Wednesday, 23 January 2019

Unwound

"Never let your sense of morals prevent you from doing what is right".

"Violence is the last refuge of the incompetent".

Issac Asimov - Foundation.


A few months ago, a friend of mine got in touch to say that someone in his church was looking at starting a blog on the amazing world of science fiction and needed some help getting started by someone providing something that would inspire further writing. Knowing of my passion for the subject, I was asked if I could provide such a piece, so I quickly set to work.

It didn't take me long to delve back into over 50 years of pretty well continual engagement with the genre and to start mapping out the scope and range of a realm of stories that has seen much of its popular flowering in my own lifetime. Even as I did so, I began to get ideas for other pieces that could also be written, so it really wasn't any great surprise to me that in the end, I had to submit two articles on the key themes and not just one.

Something, however, has bothered me in the weeks following my burst of somewhat nostalgic creativity, and it became more acute in the last week, particularly as I began to ponder a particular question.

What if I had not been born in the 60s, but was born, say sometime in the last twenty years, and I was encountering this realm, not principally through the 'eyes' of the golden age of such fiction, but particularly in what's currently being generated, especially as 'popular' sci-fi, now. What would my impressions and affiliation to the field be?

Well, I'd probably still be wowed by some of the visual scope of what's being done. It would appear we're now capable of putting pretty much anything on screen, from vast spacial vistas, to really strange life, to conflicts involving thousands, so story-telling has clearly come a very long way, but what of the stories themselves? What of the themes, the characters, the deep drama, the excellence of resolutions to sweeping tales and the intellectual pay-off of getting us to think deeply about ourselves?

If the recent ventures of popular long-standing shows in this field are anything to go by, then all of this has suffered terribly of late. The money to make visual 'zing' may be there, but the stories themselves, given the reaction of the died in the wool fans, leaves a great deal to be desired, and this is really troubling.

Science Fiction was never afraid to play with all kinds of ideas about us, culture, progress and these often really got you having to pause and give them time, but this was never done in a 'convert or die' fashion.
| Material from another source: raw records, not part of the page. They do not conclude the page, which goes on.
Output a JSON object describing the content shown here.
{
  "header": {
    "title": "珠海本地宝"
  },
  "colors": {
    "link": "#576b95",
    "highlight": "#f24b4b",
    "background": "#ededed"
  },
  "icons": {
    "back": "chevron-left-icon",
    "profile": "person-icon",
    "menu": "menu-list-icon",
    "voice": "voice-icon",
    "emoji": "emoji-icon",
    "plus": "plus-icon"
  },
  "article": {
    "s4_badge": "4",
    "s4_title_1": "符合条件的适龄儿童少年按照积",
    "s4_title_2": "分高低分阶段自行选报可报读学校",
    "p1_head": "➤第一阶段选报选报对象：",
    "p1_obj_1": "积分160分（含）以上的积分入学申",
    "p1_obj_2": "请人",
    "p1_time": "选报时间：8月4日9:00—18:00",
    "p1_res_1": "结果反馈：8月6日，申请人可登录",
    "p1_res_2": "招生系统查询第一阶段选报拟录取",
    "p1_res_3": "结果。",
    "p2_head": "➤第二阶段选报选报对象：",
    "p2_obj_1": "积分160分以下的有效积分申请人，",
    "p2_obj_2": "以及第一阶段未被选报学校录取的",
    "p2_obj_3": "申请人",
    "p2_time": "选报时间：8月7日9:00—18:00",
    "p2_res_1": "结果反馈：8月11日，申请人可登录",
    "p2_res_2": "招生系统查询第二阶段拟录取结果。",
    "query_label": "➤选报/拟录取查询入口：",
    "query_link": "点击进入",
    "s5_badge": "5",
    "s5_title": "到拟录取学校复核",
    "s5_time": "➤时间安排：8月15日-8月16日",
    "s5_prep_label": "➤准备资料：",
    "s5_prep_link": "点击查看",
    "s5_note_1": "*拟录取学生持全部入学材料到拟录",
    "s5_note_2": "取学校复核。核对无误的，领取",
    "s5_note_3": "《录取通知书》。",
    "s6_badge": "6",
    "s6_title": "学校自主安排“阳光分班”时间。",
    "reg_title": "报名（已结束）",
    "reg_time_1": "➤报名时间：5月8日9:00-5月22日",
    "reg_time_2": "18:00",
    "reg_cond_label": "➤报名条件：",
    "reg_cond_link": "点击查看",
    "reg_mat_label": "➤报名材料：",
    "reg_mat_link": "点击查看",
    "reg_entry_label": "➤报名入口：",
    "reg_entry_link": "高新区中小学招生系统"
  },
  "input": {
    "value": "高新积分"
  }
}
If something was good enough, deep enough, smart enough, it would keep you thinking, but the days of such craft, such wisdom appear to be reaching a troubling end. Most shows now apply a world-view sledgehammer all the time , making it clear that deviation from the line expressed is a heinous deviancy of the most ugly kind, so woe betide you if you outwardly question what's going on.

It's somewhat akin to what happens in the third season of one of the recent sci-fi shows that isn't following this blandness - the Expanse.

A vast ring in space has been constructed in our solar system by an alien civilization that we know very little about. Humans from Earth, Mars and the Asteroid belt sends ships to investigate and soon discover they can penetrate the field the ring creates to explore what's inside, but this field is as deadly as it mysterious, and all manner of troubles begin to befall the intrepid crews as they seek to learn more and discover what is really happening.

Much of current media, science fiction included, is like that ring - when you recognize the sphere of cultural influence and the 'exotic' notions behind much in media at present, you realize that there are very serious hazards and pitfalls in play in where Western culture is currently heading - a kind of 'right-mind' think that is seeking to eat whole the way in which we speak, act and identify who and what we are. Business, institutions and media are swallowing this apparent 'rightness' wholesale, and it's got to be questioned.

Today, I was reminded again of how brilliant Science Fiction can be when it gets us to question what we're being told we must accept.

Christianity isn't about not asking those questions of what's going on. It's about asking them well and giving substantial answers, so if you find yourself adrift in the current miasma of what's going on at present around us, check out some 'old' stuff - both in Science Fiction and Christianity. I suspect you'll be pleasantly surprised, perhaps even a little shocked, at the treasures that you'll find there.